Béla's Letters
This is a book that deals honestly with the sharp edges of guilt, remorse, and aftershock common to survivors of traumatic events.
The vast tragedy of the Holocaust is brought to heartbreaking life in Jeff Ingber’s reality-inspired Béla’s Letters, a novel told through the letters and remembrances of individual members of a large family of Hungarian Jews.
The story begins in 1928, in the Hungarian town of Munkács in the Carpathian Mountains. Despite the prevalence of anti-Semitism, half the city’s population was Jewish, a diverse mix of Zionists, Hasidim, Orthodox Jews, and Jews whose religion was more a matter of culture than faith. Béla Ingber, the book’s narrator and connecting point for other characters, is a member of the youngest generation of one of the town’s long-established Jewish families.
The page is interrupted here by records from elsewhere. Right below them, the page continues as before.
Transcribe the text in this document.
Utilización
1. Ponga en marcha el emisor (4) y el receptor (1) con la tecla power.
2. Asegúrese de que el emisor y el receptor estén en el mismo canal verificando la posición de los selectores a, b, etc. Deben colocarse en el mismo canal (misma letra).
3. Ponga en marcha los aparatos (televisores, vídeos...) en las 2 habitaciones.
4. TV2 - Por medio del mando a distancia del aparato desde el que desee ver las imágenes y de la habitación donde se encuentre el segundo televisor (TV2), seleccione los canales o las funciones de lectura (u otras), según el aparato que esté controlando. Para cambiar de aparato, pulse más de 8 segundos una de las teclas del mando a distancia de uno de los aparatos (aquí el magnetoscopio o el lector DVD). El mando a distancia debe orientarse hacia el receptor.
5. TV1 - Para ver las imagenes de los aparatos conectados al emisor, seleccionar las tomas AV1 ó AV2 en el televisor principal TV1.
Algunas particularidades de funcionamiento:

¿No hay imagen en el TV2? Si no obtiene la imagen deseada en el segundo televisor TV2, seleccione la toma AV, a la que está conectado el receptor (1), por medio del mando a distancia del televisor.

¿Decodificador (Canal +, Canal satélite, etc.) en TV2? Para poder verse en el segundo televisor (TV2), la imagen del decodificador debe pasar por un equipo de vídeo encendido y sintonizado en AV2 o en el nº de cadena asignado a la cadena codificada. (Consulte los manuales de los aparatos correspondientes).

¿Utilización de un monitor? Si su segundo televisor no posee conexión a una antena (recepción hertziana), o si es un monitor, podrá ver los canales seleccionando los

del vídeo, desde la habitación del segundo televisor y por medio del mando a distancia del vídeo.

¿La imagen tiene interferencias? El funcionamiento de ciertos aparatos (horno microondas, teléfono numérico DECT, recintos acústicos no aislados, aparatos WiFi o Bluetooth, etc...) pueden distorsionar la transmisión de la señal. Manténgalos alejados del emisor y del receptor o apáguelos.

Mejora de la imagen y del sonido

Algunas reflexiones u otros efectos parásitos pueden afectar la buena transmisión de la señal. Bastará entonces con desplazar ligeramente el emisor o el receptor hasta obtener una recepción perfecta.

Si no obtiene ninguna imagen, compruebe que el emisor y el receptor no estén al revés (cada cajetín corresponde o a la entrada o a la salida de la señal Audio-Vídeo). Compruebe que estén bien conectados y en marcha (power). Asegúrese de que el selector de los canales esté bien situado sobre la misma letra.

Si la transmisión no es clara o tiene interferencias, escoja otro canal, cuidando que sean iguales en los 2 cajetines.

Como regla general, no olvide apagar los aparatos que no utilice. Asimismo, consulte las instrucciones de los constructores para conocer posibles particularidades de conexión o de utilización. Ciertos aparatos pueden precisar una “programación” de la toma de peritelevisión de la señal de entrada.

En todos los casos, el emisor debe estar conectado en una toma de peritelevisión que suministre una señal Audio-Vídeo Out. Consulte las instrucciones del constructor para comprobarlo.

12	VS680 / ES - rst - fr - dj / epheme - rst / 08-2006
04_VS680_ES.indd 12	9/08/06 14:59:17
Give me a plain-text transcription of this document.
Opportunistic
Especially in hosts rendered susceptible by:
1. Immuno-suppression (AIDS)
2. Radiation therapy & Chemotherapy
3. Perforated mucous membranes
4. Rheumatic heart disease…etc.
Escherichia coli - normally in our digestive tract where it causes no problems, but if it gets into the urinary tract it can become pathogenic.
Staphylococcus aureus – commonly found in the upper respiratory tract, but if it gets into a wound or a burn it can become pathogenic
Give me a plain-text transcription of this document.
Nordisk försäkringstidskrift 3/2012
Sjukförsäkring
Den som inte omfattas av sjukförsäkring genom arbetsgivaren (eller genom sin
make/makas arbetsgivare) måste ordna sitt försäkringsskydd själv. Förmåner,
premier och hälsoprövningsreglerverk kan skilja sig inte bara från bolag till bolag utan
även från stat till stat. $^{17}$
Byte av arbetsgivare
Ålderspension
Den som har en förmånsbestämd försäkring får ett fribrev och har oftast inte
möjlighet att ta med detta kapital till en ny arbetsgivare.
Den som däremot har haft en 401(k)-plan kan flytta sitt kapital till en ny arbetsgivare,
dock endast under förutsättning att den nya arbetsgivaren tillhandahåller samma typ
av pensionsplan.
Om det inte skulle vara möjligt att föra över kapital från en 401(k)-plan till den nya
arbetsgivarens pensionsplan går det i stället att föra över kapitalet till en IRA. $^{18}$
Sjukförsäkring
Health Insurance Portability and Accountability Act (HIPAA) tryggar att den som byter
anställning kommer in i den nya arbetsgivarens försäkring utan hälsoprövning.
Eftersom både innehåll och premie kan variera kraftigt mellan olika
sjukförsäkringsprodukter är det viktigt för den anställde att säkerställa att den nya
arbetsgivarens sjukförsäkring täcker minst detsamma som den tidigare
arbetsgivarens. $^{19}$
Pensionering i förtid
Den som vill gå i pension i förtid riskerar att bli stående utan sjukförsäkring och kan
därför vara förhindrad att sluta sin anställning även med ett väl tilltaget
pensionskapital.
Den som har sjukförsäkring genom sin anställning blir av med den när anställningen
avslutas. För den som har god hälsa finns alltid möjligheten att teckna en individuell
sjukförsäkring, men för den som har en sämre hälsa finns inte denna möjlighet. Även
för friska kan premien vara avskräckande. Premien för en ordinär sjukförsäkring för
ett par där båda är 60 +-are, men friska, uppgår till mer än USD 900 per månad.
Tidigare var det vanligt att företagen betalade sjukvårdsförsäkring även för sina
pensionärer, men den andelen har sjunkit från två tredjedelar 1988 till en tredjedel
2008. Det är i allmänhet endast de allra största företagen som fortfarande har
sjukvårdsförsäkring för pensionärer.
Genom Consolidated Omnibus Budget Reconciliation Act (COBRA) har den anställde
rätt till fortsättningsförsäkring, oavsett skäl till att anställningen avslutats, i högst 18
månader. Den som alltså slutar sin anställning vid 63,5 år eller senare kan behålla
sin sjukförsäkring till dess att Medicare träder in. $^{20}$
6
The fates of family members are followed through his eyes into World War II and decades of postwar peace.
Because the narrative begins before Hitler’s rise, characters have time to reveal themselves as individuals, rather than as victims or survivors. Knowing them as ordinary people pursuing careers and living in a close-knit family makes the tragedy to come all the more jolting.
When Nazis conscript Béla and other Jews for forced labor, his account of life in a labor camp is detailed and harrowing. Ironically, conscription is also his salvation—as a useful laborer, he is not sent to a concentration camp. Other members of his family are not so lucky. The family is broken up, its members seldom able to stay together, and their letters, written with the thin hope of keeping bonds alive, become a kind of heroic testament to the human spirit.
World War II and the Holocaust are arguably the biggest story of the twentieth century. One of the book’s achievements is that it avoids two common errors: letting history overshadow the story, and using characters as mere tour guides to tragedy. Throughout the narrative, the focus remains tight, the characters real and immediate.
Rather than a happily-ever-after final section, the book deals honestly with the sharp edges of guilt, remorse, and aftershock common to survivors of traumatic events. While some might quail at the book’s almost 600-page length, the pace is swift thanks to the epistolary style and competent writing. A photograph of family members who figure in the book enhances the impact of the story, and a family tree is extremely helpful in keeping track of the aunts, uncles, and cousins in this large clan.
This is a well-written and moving book, but also one packed with information about what it was like to live through the worst days of the twentieth century. World War II buffs, students of Jewish history and culture, and readers looking for a moving tale of disaster and survival will find Béla’s Letters a worthwhile and memorable read.